Les journalistes de Butembo ont bénéficié d’un renforcement de capacités, ce vendredi 19 juin 2026, sur la lutte contre le désordre informationnel en cette période de résurgence de la maladie à virus Ebola. Cet atelier de formation a été organisé au centre d’accueil Joli Rêve par la Division provinciale de la communication et des médias, en collaboration avec la Division provinciale de la santé (DPS, antenne de Butembo).
Au cours de cette séance, les formateurs ont passé en revue la situation épidémiologique du pays, et particulièrement celle du Nord-Kivu. En ville de Butembo, on observe une hausse des cas de maladie à virus Ebola dans les zones de santé de Butembo et de Katwa. On y enregistre 49 cas confirmés sur un cumul de 76 cas que compte la province du Nord-Kivu jusqu’au 17 juin 2026.
Cette augmentation des cas, communiquée par Luhavo Damulu, point focal du Programme national de communication pour la promotion de la santé à la DPS, fait de la ville de Butembo l’épicentre de la maladie à virus Ebola au Nord-Kivu. Il estime que toutes les couches sociales, y compris les journalistes, devraient s’impliquer dans la riposte contre Ebola durant cette période.

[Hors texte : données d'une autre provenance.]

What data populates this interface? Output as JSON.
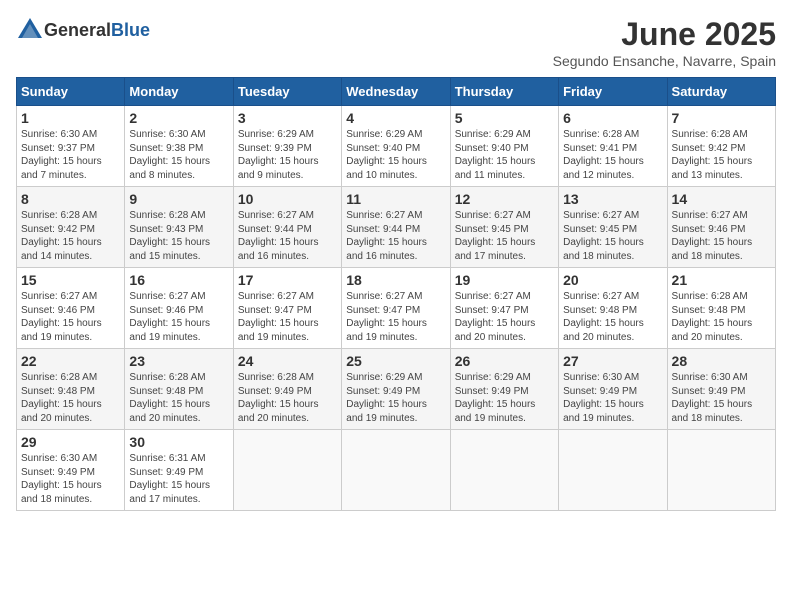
{
  "header": {
    "logo_general": "General",
    "logo_blue": "Blue",
    "month_title": "June 2025",
    "subtitle": "Segundo Ensanche, Navarre, Spain"
  },
  "weekdays": [
    "Sunday",
    "Monday",
    "Tuesday",
    "Wednesday",
    "Thursday",
    "Friday",
    "Saturday"
  ],
  "weeks": [
    [
      {
        "day": "1",
        "sunrise": "Sunrise: 6:30 AM",
        "sunset": "Sunset: 9:37 PM",
        "daylight": "Daylight: 15 hours and 7 minutes."
      },
      {
        "day": "2",
        "sunrise": "Sunrise: 6:30 AM",
        "sunset": "Sunset: 9:38 PM",
        "daylight": "Daylight: 15 hours and 8 minutes."
      },
      {
        "day": "3",
        "sunrise": "Sunrise: 6:29 AM",
        "sunset": "Sunset: 9:39 PM",
        "daylight": "Daylight: 15 hours and 9 minutes."
      },
      {
        "day": "4",
        "sunrise": "Sunrise: 6:29 AM",
        "sunset": "Sunset: 9:40 PM",
        "daylight": "Daylight: 15 hours and 10 minutes."
      },
      {
        "day": "5",
        "sunrise": "Sunrise: 6:29 AM",
        "sunset": "Sunset: 9:40 PM",
        "daylight": "Daylight: 15 hours and 11 minutes."
      },
      {
        "day": "6",
        "sunrise": "Sunrise: 6:28 AM",
        "sunset": "Sunset: 9:41 PM",
        "daylight": "Daylight: 15 hours and 12 minutes."
      },
      {
        "day": "7",
        "sunrise": "Sunrise: 6:28 AM",
        "sunset": "Sunset: 9:42 PM",
        "daylight": "Daylight: 15 hours and 13 minutes."
      }
    ],
    [
      {
        "day": "8",
        "sunrise": "Sunrise: 6:28 AM",
        "sunset": "Sunset: 9:42 PM",
        "daylight": "Daylight: 15 hours and 14 minutes."
      },
      {
        "day": "9",
        "sunrise": "Sunrise: 6:28 AM",
        "sunset": "Sunset: 9:43 PM",
        "daylight": "Daylight: 15 hours and 15 minutes."
      },
      {
        "day": "10",
        "sunrise": "Sunrise: 6:27 AM",
        "sunset": "Sunset: 9:44 PM",
        "daylight": "Daylight: 15 hours and 16 minutes."
      },
      {
        "day": "11",
        "sunrise": "Sunrise: 6:27 AM",
        "sunset": "Sunset: 9:44 PM",
        "daylight": "Daylight: 15 hours and 16 minutes."
      },
      {
        "day": "12",
        "sunrise": "Sunrise: 6:27 AM",
        "sunset": "Sunset: 9:45 PM",
        "daylight": "Daylight: 15 hours and 17 minutes."
      },
      {
        "day": "13",
        "sunrise": "Sunrise: 6:27 AM",
        "sunset": "Sunset: 9:45 PM",
        "daylight": "Daylight: 15 hours and 18 minutes."
      },
      {
        "day": "14",
        "sunrise": "Sunrise: 6:27 AM",
        "sunset": "Sunset: 9:46 PM",
        "daylight": "Daylight: 15 hours and 18 minutes."
      }
    ],
    [
      {
        "day": "15",
        "sunrise": "Sunrise: 6:27 AM",
        "sunset": "Sunset: 9:46 PM",
        "daylight": "Daylight: 15 hours and 19 minutes."
      },
      {
        "day": "16",
        "sunrise": "Sunrise: 6:27 AM",
        "sunset": "Sunset: 9:46 PM",
        "daylight": "Daylight: 15 hours and 19 minutes."
      },
      {
        "day": "17",
        "sunrise": "Sunrise: 6:27 AM",
        "sunset": "Sunset: 9:47 PM",
        "daylight": "Daylight: 15 hours and 19 minutes."
      },
      {
        "day": "18",
        "sunrise": "Sunrise: 6:27 AM",
        "sunset": "Sunset: 9:47 PM",
        "daylight": "Daylight: 15 hours and 19 minutes."
      },
      {
        "day": "19",
        "sunrise": "Sunrise: 6:27 AM",
        "sunset": "Sunset: 9:47 PM",
        "daylight": "Daylight: 15 hours and 20 minutes."
      },
      {
        "day": "20",
        "sunrise": "Sunrise: 6:27 AM",
        "sunset": "Sunset: 9:48 PM",
        "daylight": "Daylight: 15 hours and 20 minutes."
      },
      {
        "day": "21",
        "sunrise": "Sunrise: 6:28 AM",
        "sunset": "Sunset: 9:48 PM",
        "daylight": "Daylight: 15 hours and 20 minutes."
      }
    ],
    [
      {
        "day": "22",
        "sunrise": "Sunrise: 6:28 AM",
        "sunset": "Sunset: 9:48 PM",
        "daylight": "Daylight: 15 hours and 20 minutes."
      },
      {
        "day": "23",
        "sunrise": "Sunrise: 6:28 AM",
        "sunset": "Sunset: 9:48 PM",
        "daylight": "Daylight: 15 hours and 20 minutes."
      },
      {
        "day": "24",
        "sunrise": "Sunrise: 6:28 AM",
        "sunset": "Sunset: 9:49 PM",
        "daylight": "Daylight: 15 hours and 20 minutes."
      },
      {
        "day": "25",
        "sunrise": "Sunrise: 6:29 AM",
        "sunset": "Sunset: 9:49 PM",
        "daylight": "Daylight: 15 hours and 19 minutes."
      },
      {
        "day": "26",
        "sunrise": "Sunrise: 6:29 AM",
        "sunset": "Sunset: 9:49 PM",
        "daylight": "Daylight: 15 hours and 19 minutes."
      },
      {
        "day": "27",
        "sunrise": "Sunrise: 6:30 AM",
        "sunset": "Sunset: 9:49 PM",
        "daylight": "Daylight: 15 hours and 19 minutes."
      },
      {
        "day": "28",
        "sunrise": "Sunrise: 6:30 AM",
        "sunset": "Sunset: 9:49 PM",
        "daylight": "Daylight: 15 hours and 18 minutes."
      }
    ],
    [
      {
        "day": "29",
        "sunrise": "Sunrise: 6:30 AM",
        "sunset": "Sunset: 9:49 PM",
        "daylight": "Daylight: 15 hours and 18 minutes."
      },
      {
        "day": "30",
        "sunrise": "Sunrise: 6:31 AM",
        "sunset": "Sunset: 9:49 PM",
        "daylight": "Daylight: 15 hours and 17 minutes."
      },
      null,
      null,
      null,
      null,
      null
    ]
  ]
}
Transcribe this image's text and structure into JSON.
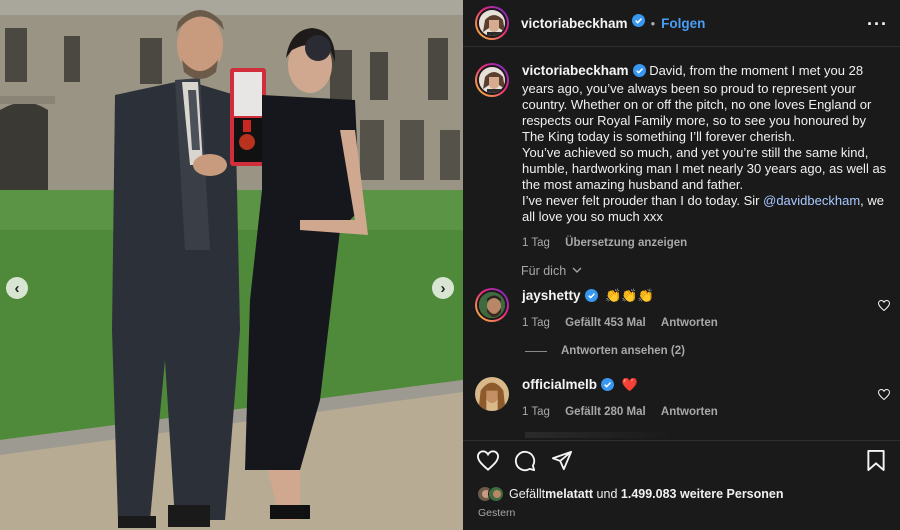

« Il faut que toutes les couches s’impliquent. C’est pourquoi nous avons intérêt à intensifier la sensibilisation. Ce que nous attendons de ces journalistes, c’est qu’ils puissent nous accompagner dans la lutte contre l’épidémie et avoir un impact sur la flambée du nombre de cas de la maladie, ainsi que sur la gestion des infodémies, c’est-à-dire les informations non vérifiées qui circulent par-ci et par-là. La ville de Butembo constitue un épicentre pour la province du Nord-Kivu. Sur les 76 cas cumulés de la province, la ville de Butembo regorge à elle seule de 49 cas confirmés. Et la ville de Butembo est déjà vraiment envahie ».
Au cours de cette séance, les orateurs ont expliqué comment communiquer sur les risques en période de crise sanitaire, un moment où les fausses informations circulent massivement. De plus, il a été rappelé aux journalistes l’attitude à adopter face aux problèmes communautaires pendant une urgence sanitaire. De leur côté, les chevaliers de la plume se sont engagés à mettre en pratique les connaissances acquises.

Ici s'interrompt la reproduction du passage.